The invention provides a human primary
colon cancer cell separation and culture method. The method comprises the following steps of (1)
cutting a fresh colon
cancer tissue under an aseptic condition,sealing at 4 DEG C and then carrying back to a lab; (2) disinfecting a
tissue processing device; (3) using a pair of operating scissors for separating the colon
cancer tissue, placing the tissue intoa precooled sterile PBS liquid containing double antibodies, and washing multiple times to
remove blood vessels, fat and necrotic tissues; (4)

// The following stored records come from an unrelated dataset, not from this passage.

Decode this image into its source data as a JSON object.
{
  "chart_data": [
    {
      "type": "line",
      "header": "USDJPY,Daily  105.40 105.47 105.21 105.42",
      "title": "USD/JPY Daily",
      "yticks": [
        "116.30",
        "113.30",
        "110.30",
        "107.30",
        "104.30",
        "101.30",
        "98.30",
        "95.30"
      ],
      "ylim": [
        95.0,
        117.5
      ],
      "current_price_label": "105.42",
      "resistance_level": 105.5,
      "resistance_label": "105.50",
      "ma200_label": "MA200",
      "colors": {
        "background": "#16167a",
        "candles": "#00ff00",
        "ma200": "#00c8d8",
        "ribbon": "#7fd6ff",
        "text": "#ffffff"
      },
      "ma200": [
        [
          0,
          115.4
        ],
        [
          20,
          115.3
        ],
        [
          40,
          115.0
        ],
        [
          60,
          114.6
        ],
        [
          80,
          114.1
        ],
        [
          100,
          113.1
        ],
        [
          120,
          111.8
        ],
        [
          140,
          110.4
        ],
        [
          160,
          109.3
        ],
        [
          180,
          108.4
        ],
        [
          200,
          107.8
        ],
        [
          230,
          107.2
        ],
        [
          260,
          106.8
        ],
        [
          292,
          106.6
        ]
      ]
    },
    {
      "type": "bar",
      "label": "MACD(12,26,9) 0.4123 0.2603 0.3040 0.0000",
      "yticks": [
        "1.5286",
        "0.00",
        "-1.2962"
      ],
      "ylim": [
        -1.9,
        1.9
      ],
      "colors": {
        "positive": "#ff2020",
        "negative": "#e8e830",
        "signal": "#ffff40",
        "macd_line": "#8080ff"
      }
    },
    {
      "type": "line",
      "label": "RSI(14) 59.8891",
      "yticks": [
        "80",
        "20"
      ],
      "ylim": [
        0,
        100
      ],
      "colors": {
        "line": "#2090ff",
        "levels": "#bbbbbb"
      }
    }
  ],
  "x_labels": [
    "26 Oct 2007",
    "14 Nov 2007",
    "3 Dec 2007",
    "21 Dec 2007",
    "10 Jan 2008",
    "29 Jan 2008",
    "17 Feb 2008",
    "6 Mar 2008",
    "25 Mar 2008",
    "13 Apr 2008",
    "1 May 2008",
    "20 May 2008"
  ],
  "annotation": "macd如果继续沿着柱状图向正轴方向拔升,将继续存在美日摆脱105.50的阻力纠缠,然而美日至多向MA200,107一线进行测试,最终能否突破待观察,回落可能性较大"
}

cutting up the tissues, and using preheated pancreatin and IV type
collagenase for digesting respectively; (5) terminating
digestion, centrifuging, and removing a supernatant; (6) using trypan-blue for
dyeing a
cell filter liquor to detect
cell activity; (7) after carrying out
cell counting, inoculating into a coated culture flask; (8) culturing at 37 DEG C in an environment with 5 percent of CO2; (9) purifying the cells; (10) subculturing the tissues;(11) observing
cell morphology; (12) determining
cell survival rate; (13) carrying out immunological identification. The invention provides the human primary
colon cancer cell separation and culture method which is simple to operate, the number of the obtained cells is large, the
survival rate is high, the method is the ideal human primary
colon cancer cell primary separation and culture method, and a reliable cell resource is provided for experiments.